Aku sudah berada di sebuah ruangan serba putih. Itu adalah ruang kerja, tetapi sekaligus ruang pemeriksaan seperti yang biasa ada di rumah sakit. Dengan ranjang berukuran panjang dan tirai hijau yang mengelilingi dan sofa yang sedang aku duduki.
"Jadi kau, Djahoel? Muhammad Djahaludin?"
"Iya, Pak.'
Itu adalah pertama kalinya aku bertemu dengan Tuan Dodi, seorang ahli Psikolog. Dia terduduk di balik mejanya dan bertanya-tanya padaku sambil terus membaca berkas-berkas yang ia pegang. Kemudian setelah selesai dengan pertanyaan-pertanyaan administratif, dia menutup berkas itu dan mulai bertanya hal lain.
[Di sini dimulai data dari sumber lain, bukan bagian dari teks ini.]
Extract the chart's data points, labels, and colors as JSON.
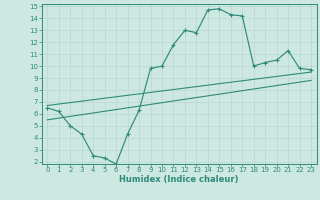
{
  "x_data": [
    0,
    1,
    2,
    3,
    4,
    5,
    6,
    7,
    8,
    9,
    10,
    11,
    12,
    13,
    14,
    15,
    16,
    17,
    18,
    19,
    20,
    21,
    22,
    23
  ],
  "y_main": [
    6.5,
    6.2,
    5.0,
    4.3,
    2.5,
    2.3,
    1.8,
    4.3,
    6.3,
    9.8,
    10.0,
    11.8,
    13.0,
    12.8,
    14.7,
    14.8,
    14.3,
    14.2,
    10.0,
    10.3,
    10.5,
    11.3,
    9.8,
    9.7
  ],
  "line1_x": [
    0,
    23
  ],
  "line1_y": [
    6.7,
    9.5
  ],
  "line2_x": [
    0,
    23
  ],
  "line2_y": [
    5.5,
    8.8
  ],
  "xlim": [
    -0.5,
    23.5
  ],
  "ylim": [
    2,
    15
  ],
  "yticks": [
    2,
    3,
    4,
    5,
    6,
    7,
    8,
    9,
    10,
    11,
    12,
    13,
    14,
    15
  ],
  "xticks": [
    0,
    1,
    2,
    3,
    4,
    5,
    6,
    7,
    8,
    9,
    10,
    11,
    12,
    13,
    14,
    15,
    16,
    17,
    18,
    19,
    20,
    21,
    22,
    23
  ],
  "xlabel": "Humidex (Indice chaleur)",
  "line_color": "#2e8b7a",
  "bg_color": "#cde8e0",
  "grid_color": "#b8d8d0",
  "tick_fontsize": 5.0,
  "xlabel_fontsize": 6.0
}
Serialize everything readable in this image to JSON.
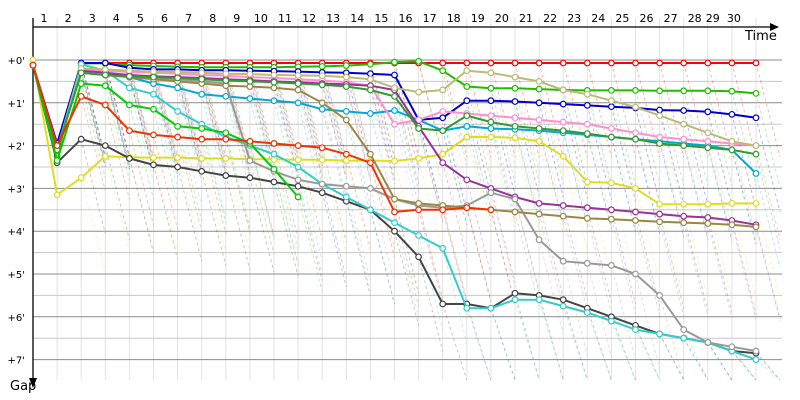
{
  "chart_data": {
    "type": "line",
    "xlabel": "Time",
    "ylabel": "Gap",
    "x_ticks": [
      "1",
      "2",
      "3",
      "4",
      "5",
      "6",
      "7",
      "8",
      "9",
      "10",
      "11",
      "12",
      "13",
      "14",
      "15",
      "16",
      "17",
      "18",
      "19",
      "20",
      "21",
      "22",
      "23",
      "24",
      "25",
      "26",
      "27",
      "28",
      "29",
      "30"
    ],
    "y_ticks": [
      "+0'",
      "+1'",
      "+2'",
      "+3'",
      "+4'",
      "+5'",
      "+6'",
      "+7'"
    ],
    "xlim": [
      1,
      31
    ],
    "ylim": [
      0,
      7
    ],
    "grid": true,
    "series": [
      {
        "color": "#ff0000",
        "x": [
          1,
          2,
          3,
          4,
          5,
          6,
          7,
          8,
          9,
          10,
          11,
          12,
          13,
          14,
          15,
          16,
          17,
          18,
          19,
          20,
          21,
          22,
          23,
          24,
          25,
          26,
          27,
          28,
          29,
          30,
          31
        ],
        "values": [
          0.12,
          2.1,
          0.07,
          0.07,
          0.07,
          0.07,
          0.07,
          0.07,
          0.07,
          0.07,
          0.07,
          0.07,
          0.07,
          0.07,
          0.07,
          0.07,
          0.07,
          0.07,
          0.07,
          0.07,
          0.07,
          0.07,
          0.07,
          0.07,
          0.07,
          0.07,
          0.07,
          0.07,
          0.07,
          0.07,
          0.07
        ]
      },
      {
        "color": "#22bb00",
        "x": [
          1,
          2,
          3,
          4,
          5,
          6,
          7,
          8,
          9,
          10,
          11,
          12,
          13,
          14,
          15,
          16,
          17,
          18,
          19,
          20,
          21,
          22,
          23,
          24,
          25,
          26,
          27,
          28,
          29,
          30,
          31
        ],
        "values": [
          0.12,
          2.25,
          0.08,
          0.08,
          0.12,
          0.14,
          0.16,
          0.17,
          0.17,
          0.17,
          0.17,
          0.16,
          0.15,
          0.13,
          0.1,
          0.05,
          0.03,
          0.25,
          0.62,
          0.66,
          0.66,
          0.68,
          0.7,
          0.71,
          0.71,
          0.71,
          0.72,
          0.72,
          0.72,
          0.73,
          0.78
        ]
      },
      {
        "color": "#0000cc",
        "x": [
          1,
          2,
          3,
          4,
          5,
          6,
          7,
          8,
          9,
          10,
          11,
          12,
          13,
          14,
          15,
          16,
          17,
          18,
          19,
          20,
          21,
          22,
          23,
          24,
          25,
          26,
          27,
          28,
          29,
          30,
          31
        ],
        "values": [
          0.12,
          1.95,
          0.07,
          0.07,
          0.18,
          0.22,
          0.22,
          0.24,
          0.24,
          0.25,
          0.26,
          0.27,
          0.29,
          0.3,
          0.32,
          0.35,
          1.4,
          1.35,
          0.95,
          0.95,
          0.97,
          1.0,
          1.03,
          1.06,
          1.09,
          1.12,
          1.17,
          1.18,
          1.21,
          1.27,
          1.35
        ]
      },
      {
        "color": "#00a9d4",
        "x": [
          1,
          2,
          3,
          4,
          5,
          6,
          7,
          8,
          9,
          10,
          11,
          12,
          13,
          14,
          15,
          16,
          17,
          18,
          19,
          20,
          21,
          22,
          23,
          24,
          25,
          26,
          27,
          28,
          29,
          30,
          31
        ],
        "values": [
          0.12,
          2.1,
          0.2,
          0.3,
          0.4,
          0.55,
          0.65,
          0.8,
          0.85,
          0.9,
          0.95,
          1.0,
          1.15,
          1.2,
          1.25,
          1.18,
          1.4,
          1.65,
          1.55,
          1.6,
          1.62,
          1.65,
          1.7,
          1.75,
          1.8,
          1.85,
          1.9,
          1.95,
          2.0,
          2.1,
          2.65
        ]
      },
      {
        "color": "#dddd22",
        "x": [
          1,
          2,
          3,
          4,
          5,
          6,
          7,
          8,
          9,
          10,
          11,
          12,
          13,
          14,
          15,
          16,
          17,
          18,
          19,
          20,
          21,
          22,
          23,
          24,
          25,
          26,
          27,
          28,
          29,
          30,
          31
        ],
        "values": [
          0.0,
          3.15,
          2.75,
          2.25,
          2.27,
          2.28,
          2.28,
          2.3,
          2.3,
          2.32,
          2.32,
          2.33,
          2.33,
          2.35,
          2.35,
          2.36,
          2.3,
          2.2,
          1.8,
          1.8,
          1.82,
          1.9,
          2.25,
          2.85,
          2.87,
          3.0,
          3.37,
          3.37,
          3.37,
          3.35,
          3.35
        ]
      },
      {
        "color": "#444444",
        "x": [
          1,
          2,
          3,
          4,
          5,
          6,
          7,
          8,
          9,
          10,
          11,
          12,
          13,
          14,
          15,
          16,
          17,
          18,
          19,
          20,
          21,
          22,
          23,
          24,
          25,
          26,
          27,
          28,
          29,
          30,
          31
        ],
        "values": [
          0.12,
          2.4,
          1.85,
          2.0,
          2.3,
          2.45,
          2.5,
          2.6,
          2.7,
          2.75,
          2.85,
          2.95,
          3.1,
          3.3,
          3.5,
          4.0,
          4.6,
          5.7,
          5.7,
          5.8,
          5.45,
          5.5,
          5.6,
          5.8,
          6.0,
          6.2,
          6.4,
          6.5,
          6.6,
          6.8,
          6.85
        ]
      },
      {
        "color": "#33cccc",
        "x": [
          1,
          2,
          3,
          4,
          5,
          6,
          7,
          8,
          9,
          10,
          11,
          12,
          13,
          14,
          15,
          16,
          17,
          18,
          19,
          20,
          21,
          22,
          23,
          24,
          25,
          26,
          27,
          28,
          29,
          30,
          31
        ],
        "values": [
          0.12,
          2.1,
          0.1,
          0.25,
          0.65,
          0.8,
          1.2,
          1.5,
          1.8,
          2.0,
          2.2,
          2.5,
          2.9,
          3.2,
          3.5,
          3.8,
          4.1,
          4.4,
          5.8,
          5.8,
          5.6,
          5.6,
          5.75,
          5.9,
          6.1,
          6.3,
          6.4,
          6.5,
          6.6,
          6.8,
          7.0
        ]
      },
      {
        "color": "#ff8fd0",
        "x": [
          1,
          2,
          3,
          4,
          5,
          6,
          7,
          8,
          9,
          10,
          11,
          12,
          13,
          14,
          15,
          16,
          17,
          18,
          19,
          20,
          21,
          22,
          23,
          24,
          25,
          26,
          27,
          28,
          29,
          30,
          31
        ],
        "values": [
          0.12,
          2.1,
          0.22,
          0.25,
          0.28,
          0.3,
          0.32,
          0.35,
          0.37,
          0.4,
          0.42,
          0.45,
          0.48,
          0.52,
          0.6,
          1.5,
          1.4,
          1.2,
          1.25,
          1.3,
          1.35,
          1.4,
          1.45,
          1.5,
          1.6,
          1.7,
          1.8,
          1.85,
          1.9,
          1.95,
          2.0
        ]
      },
      {
        "color": "#993399",
        "x": [
          1,
          2,
          3,
          4,
          5,
          6,
          7,
          8,
          9,
          10,
          11,
          12,
          13,
          14,
          15,
          16,
          17,
          18,
          19,
          20,
          21,
          22,
          23,
          24,
          25,
          26,
          27,
          28,
          29,
          30,
          31
        ],
        "values": [
          0.12,
          2.1,
          0.25,
          0.3,
          0.35,
          0.38,
          0.4,
          0.42,
          0.45,
          0.47,
          0.5,
          0.52,
          0.55,
          0.57,
          0.6,
          0.7,
          1.55,
          2.4,
          2.8,
          3.0,
          3.2,
          3.35,
          3.4,
          3.45,
          3.5,
          3.55,
          3.6,
          3.65,
          3.68,
          3.75,
          3.85
        ]
      },
      {
        "color": "#999999",
        "x": [
          1,
          2,
          3,
          4,
          5,
          6,
          7,
          8,
          9,
          10,
          11,
          12,
          13,
          14,
          15,
          16,
          17,
          18,
          19,
          20,
          21,
          22,
          23,
          24,
          25,
          26,
          27,
          28,
          29,
          30,
          31
        ],
        "values": [
          0.12,
          2.1,
          0.3,
          0.35,
          0.4,
          0.42,
          0.45,
          0.5,
          0.55,
          2.35,
          2.6,
          2.8,
          2.9,
          2.95,
          3.0,
          3.25,
          3.4,
          3.45,
          3.4,
          3.1,
          3.25,
          4.2,
          4.7,
          4.75,
          4.8,
          5.0,
          5.5,
          6.3,
          6.6,
          6.7,
          6.8
        ]
      },
      {
        "color": "#998844",
        "x": [
          1,
          2,
          3,
          4,
          5,
          6,
          7,
          8,
          9,
          10,
          11,
          12,
          13,
          14,
          15,
          16,
          17,
          18,
          19,
          20,
          21,
          22,
          23,
          24,
          25,
          26,
          27,
          28,
          29,
          30,
          31
        ],
        "values": [
          0.12,
          2.1,
          0.3,
          0.35,
          0.4,
          0.45,
          0.5,
          0.55,
          0.6,
          0.62,
          0.65,
          0.7,
          1.0,
          1.4,
          2.2,
          3.25,
          3.35,
          3.4,
          3.45,
          3.5,
          3.55,
          3.6,
          3.65,
          3.7,
          3.72,
          3.75,
          3.78,
          3.8,
          3.82,
          3.85,
          3.9
        ]
      },
      {
        "color": "#bbbb77",
        "x": [
          1,
          2,
          3,
          4,
          5,
          6,
          7,
          8,
          9,
          10,
          11,
          12,
          13,
          14,
          15,
          16,
          17,
          18,
          19,
          20,
          21,
          22,
          23,
          24,
          25,
          26,
          27,
          28,
          29,
          30,
          31
        ],
        "values": [
          0.12,
          2.1,
          0.2,
          0.22,
          0.25,
          0.27,
          0.28,
          0.3,
          0.32,
          0.33,
          0.35,
          0.36,
          0.37,
          0.4,
          0.45,
          0.65,
          0.75,
          0.7,
          0.25,
          0.3,
          0.4,
          0.5,
          0.7,
          0.8,
          0.95,
          1.1,
          1.3,
          1.5,
          1.7,
          1.9,
          2.0
        ]
      },
      {
        "color": "#339933",
        "x": [
          1,
          2,
          3,
          4,
          5,
          6,
          7,
          8,
          9,
          10,
          11,
          12,
          13,
          14,
          15,
          16,
          17,
          18,
          19,
          20,
          21,
          22,
          23,
          24,
          25,
          26,
          27,
          28,
          29,
          30,
          31
        ],
        "values": [
          0.12,
          2.1,
          0.3,
          0.35,
          0.38,
          0.4,
          0.42,
          0.45,
          0.48,
          0.5,
          0.52,
          0.55,
          0.58,
          0.62,
          0.7,
          0.85,
          1.6,
          1.65,
          1.3,
          1.45,
          1.55,
          1.6,
          1.65,
          1.72,
          1.8,
          1.85,
          1.95,
          2.0,
          2.05,
          2.1,
          2.2
        ]
      },
      {
        "color": "#00cc00",
        "x": [
          1,
          2,
          3,
          4,
          5,
          6,
          7,
          8,
          9,
          10,
          11,
          12
        ],
        "values": [
          0.12,
          2.35,
          0.55,
          0.6,
          1.05,
          1.15,
          1.55,
          1.6,
          1.7,
          1.95,
          2.55,
          3.2
        ]
      },
      {
        "color": "#ee3300",
        "x": [
          1,
          2,
          3,
          4,
          5,
          6,
          7,
          8,
          9,
          10,
          11,
          12,
          13,
          14,
          15,
          16,
          17,
          18,
          19,
          20
        ],
        "values": [
          0.12,
          2.0,
          0.85,
          1.05,
          1.65,
          1.75,
          1.8,
          1.85,
          1.85,
          1.9,
          1.95,
          2.0,
          2.05,
          2.2,
          2.4,
          3.55,
          3.5,
          3.5,
          3.45,
          3.5
        ]
      }
    ]
  }
}
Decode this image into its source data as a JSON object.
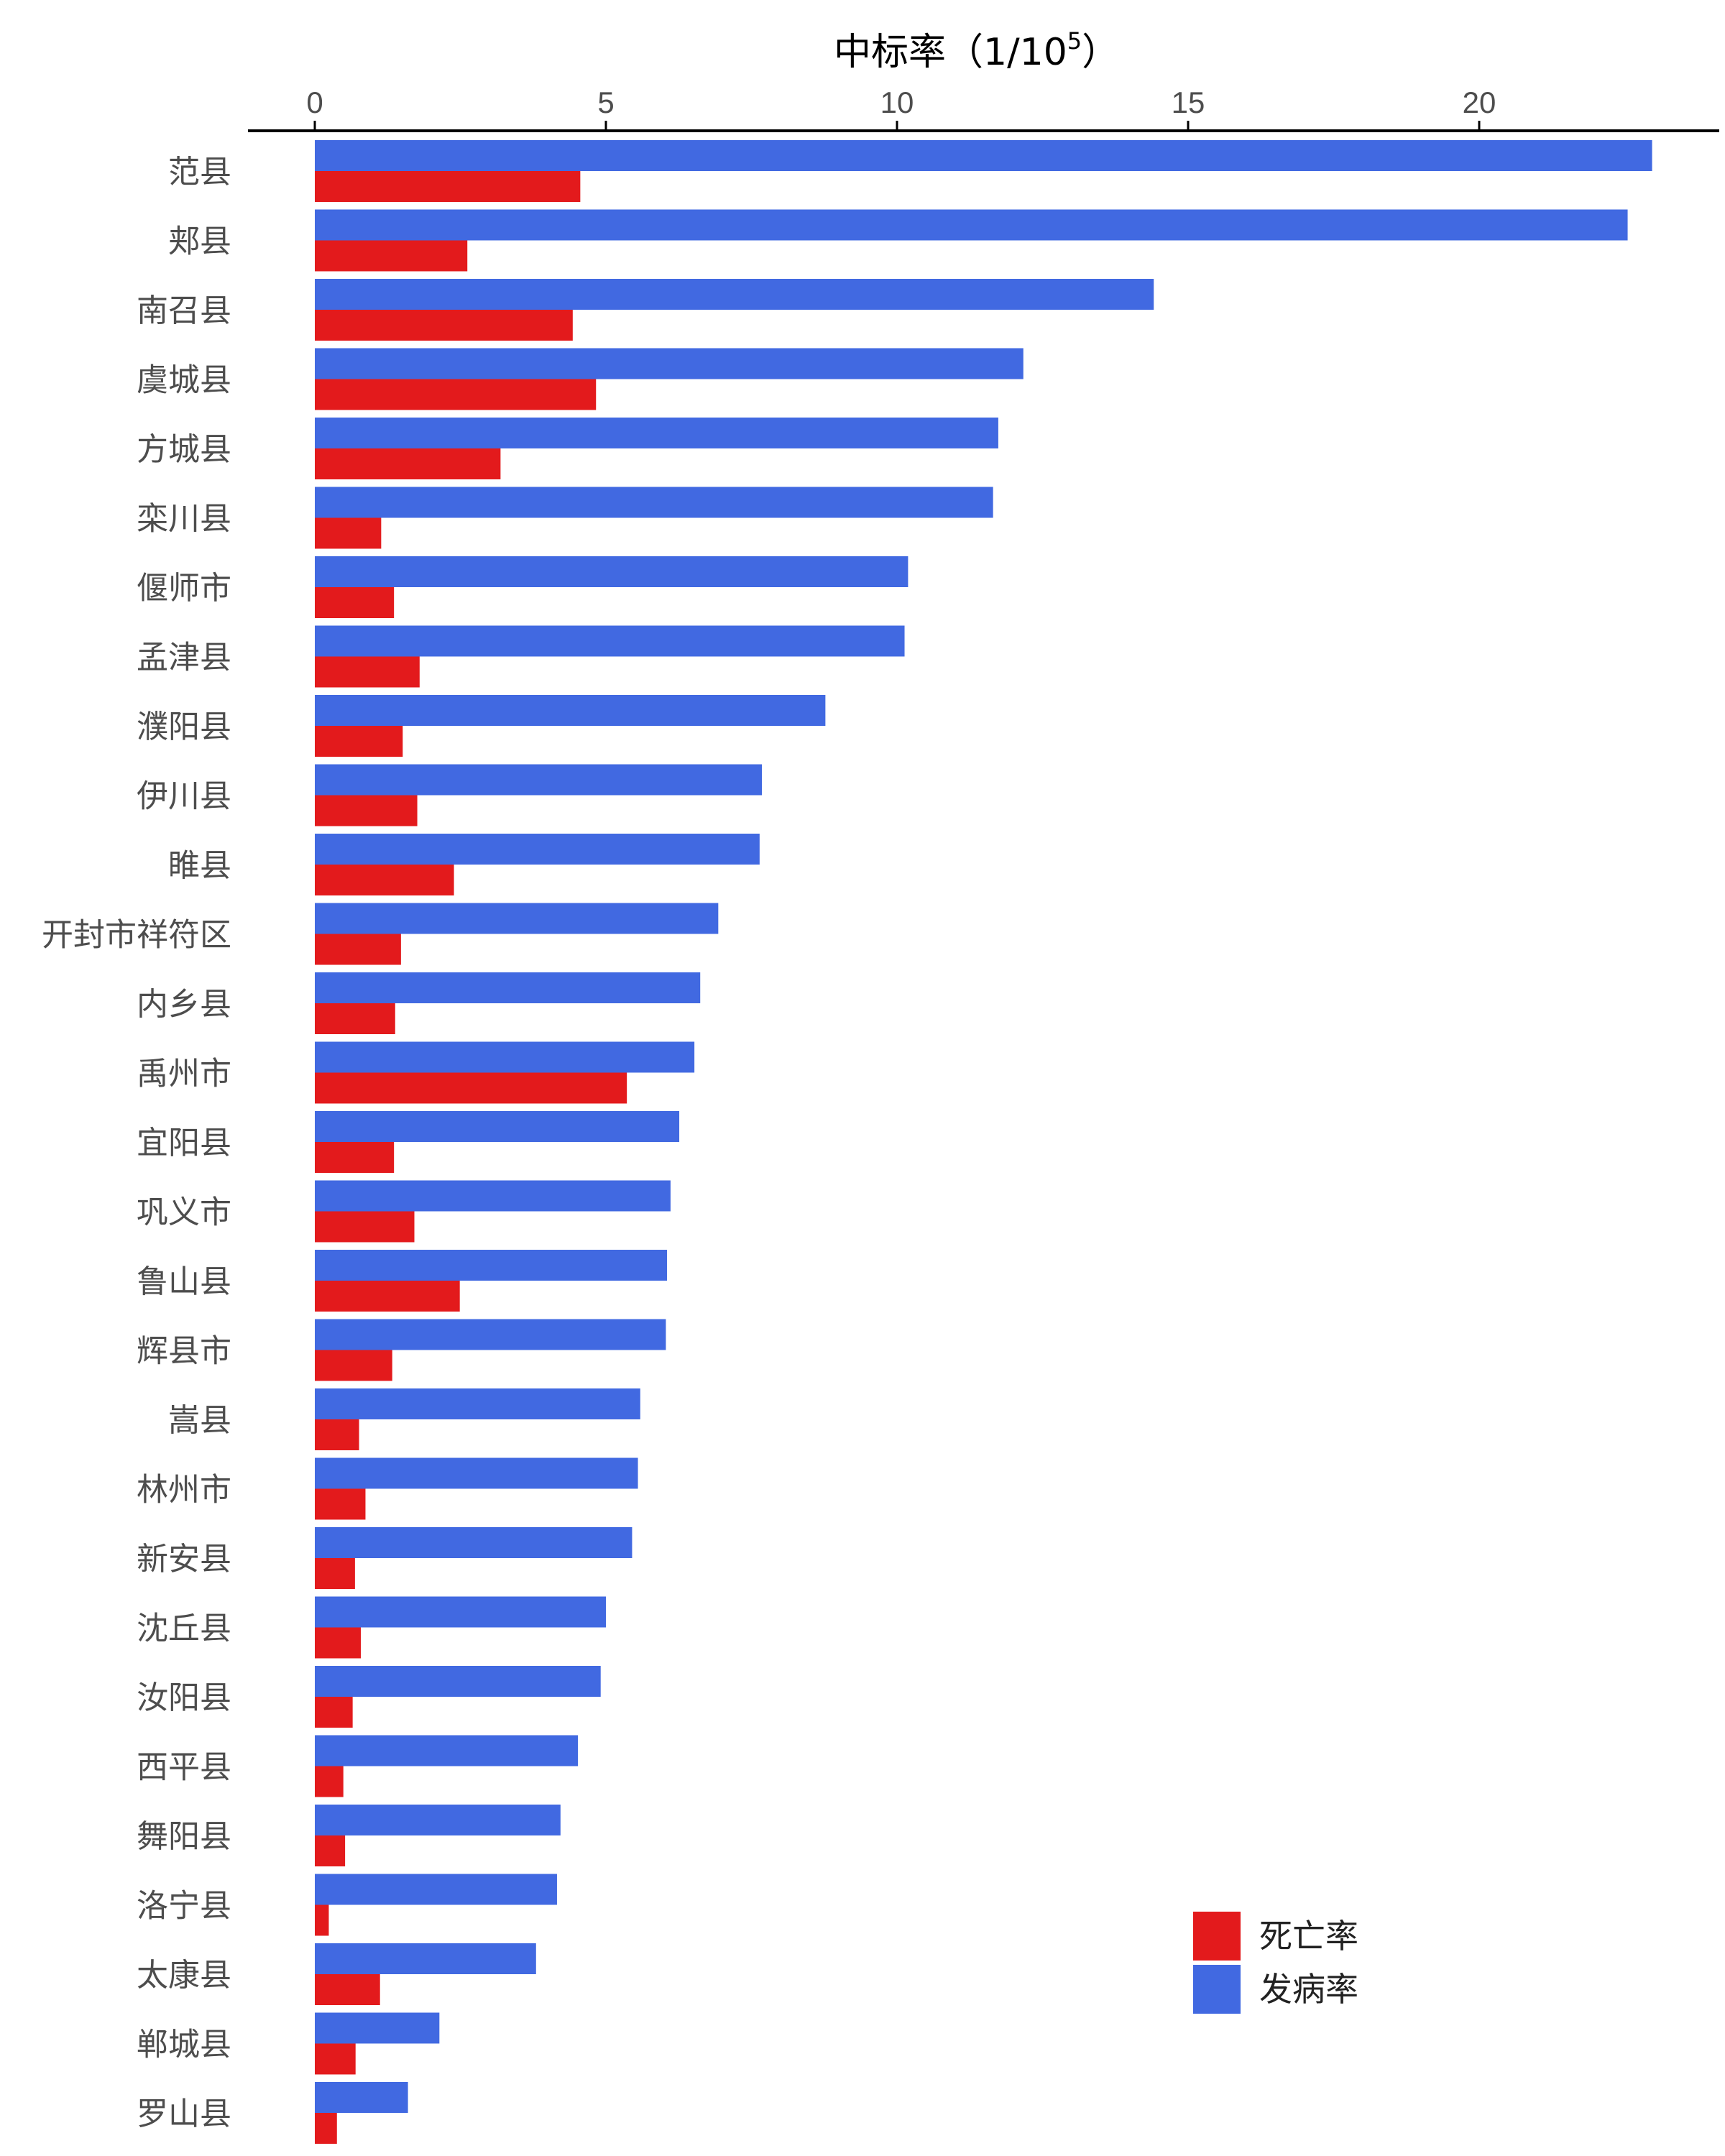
{
  "chart_data": {
    "type": "bar",
    "orientation": "horizontal",
    "xlabel": "中标率（1/10",
    "xlabel_sup": "5",
    "xlabel_suffix": "）",
    "xlim": [
      0,
      23.5
    ],
    "xticks": [
      0,
      5,
      10,
      15,
      20
    ],
    "xaxis_position": "top",
    "grid": false,
    "legend_position": "bottom-right",
    "categories": [
      "范县",
      "郏县",
      "南召县",
      "虞城县",
      "方城县",
      "栾川县",
      "偃师市",
      "孟津县",
      "濮阳县",
      "伊川县",
      "睢县",
      "开封市祥符区",
      "内乡县",
      "禹州市",
      "宜阳县",
      "巩义市",
      "鲁山县",
      "辉县市",
      "嵩县",
      "林州市",
      "新安县",
      "沈丘县",
      "汝阳县",
      "西平县",
      "舞阳县",
      "洛宁县",
      "太康县",
      "郸城县",
      "罗山县"
    ],
    "series": [
      {
        "name": "发病率",
        "color": "#4169e1",
        "values": [
          22.97,
          22.55,
          14.41,
          12.17,
          11.74,
          11.65,
          10.19,
          10.13,
          8.77,
          7.68,
          7.64,
          6.93,
          6.62,
          6.52,
          6.26,
          6.11,
          6.05,
          6.03,
          5.59,
          5.55,
          5.45,
          5.0,
          4.91,
          4.52,
          4.22,
          4.16,
          3.8,
          2.14,
          1.6
        ]
      },
      {
        "name": "死亡率",
        "color": "#e31a1c",
        "values": [
          4.56,
          2.62,
          4.43,
          4.83,
          3.19,
          1.14,
          1.36,
          1.8,
          1.51,
          1.76,
          2.39,
          1.48,
          1.38,
          5.36,
          1.36,
          1.71,
          2.49,
          1.33,
          0.76,
          0.87,
          0.69,
          0.79,
          0.65,
          0.49,
          0.52,
          0.24,
          1.12,
          0.7,
          0.38
        ]
      }
    ],
    "legend": [
      {
        "name": "死亡率",
        "color": "#e31a1c"
      },
      {
        "name": "发病率",
        "color": "#4169e1"
      }
    ]
  }
}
"Bagaimana perasaanmu pada orangtuamu ... ayahmu, ibumu?"
"Ibu?"
Dr. Dodi langsung menatapku. "Iya. Apa yang kau rasakan mengenai ibumu?" Pria berbaju putih itu beranjak dan berjalan, pelan menghampiriku lalu duduk di sofa seberang.
Sejenak aku berpikir. Apa yang aku pikirkan tentang ibuku? Setelah apa yang aku lalui bersama ibu seumur hidupku, apa yang aku rasakan terhadapnya?
"Kasihan ... aku kasihan."
"Kasihan?" Dr. Dodi mengangkat satu alisnya.
"I-i-iya ... kasihan," ucapku yang sempat terbata.
"Apa yang membuatmu kasihan padanya?"
Aku mencoba mencerna pertanyaan itu, apa yang membuatku kasihan pada ibuku? Sesungguhnya, aku tidak tahu. Oh, tunggu. "Aku ingat ibuku pernah menangis di dalam bus saat menuju perjalanan pulang dari pesantren bersamaku. Dia menangis karena orang tua ayah memarahinya. Aku tidak tahu kenapa mereka sangat membenci ibuku. Mungkin, itu alasan aku kasihan padanya."
"Oke."
"Aku tahu kenapa, tapi ... tapi ... aku tidak tahu bagaimana mengungkapkan perasaan itu."
"Oke. Kau kasihan pada ibumu, tapi kau tak tahu kenapa?"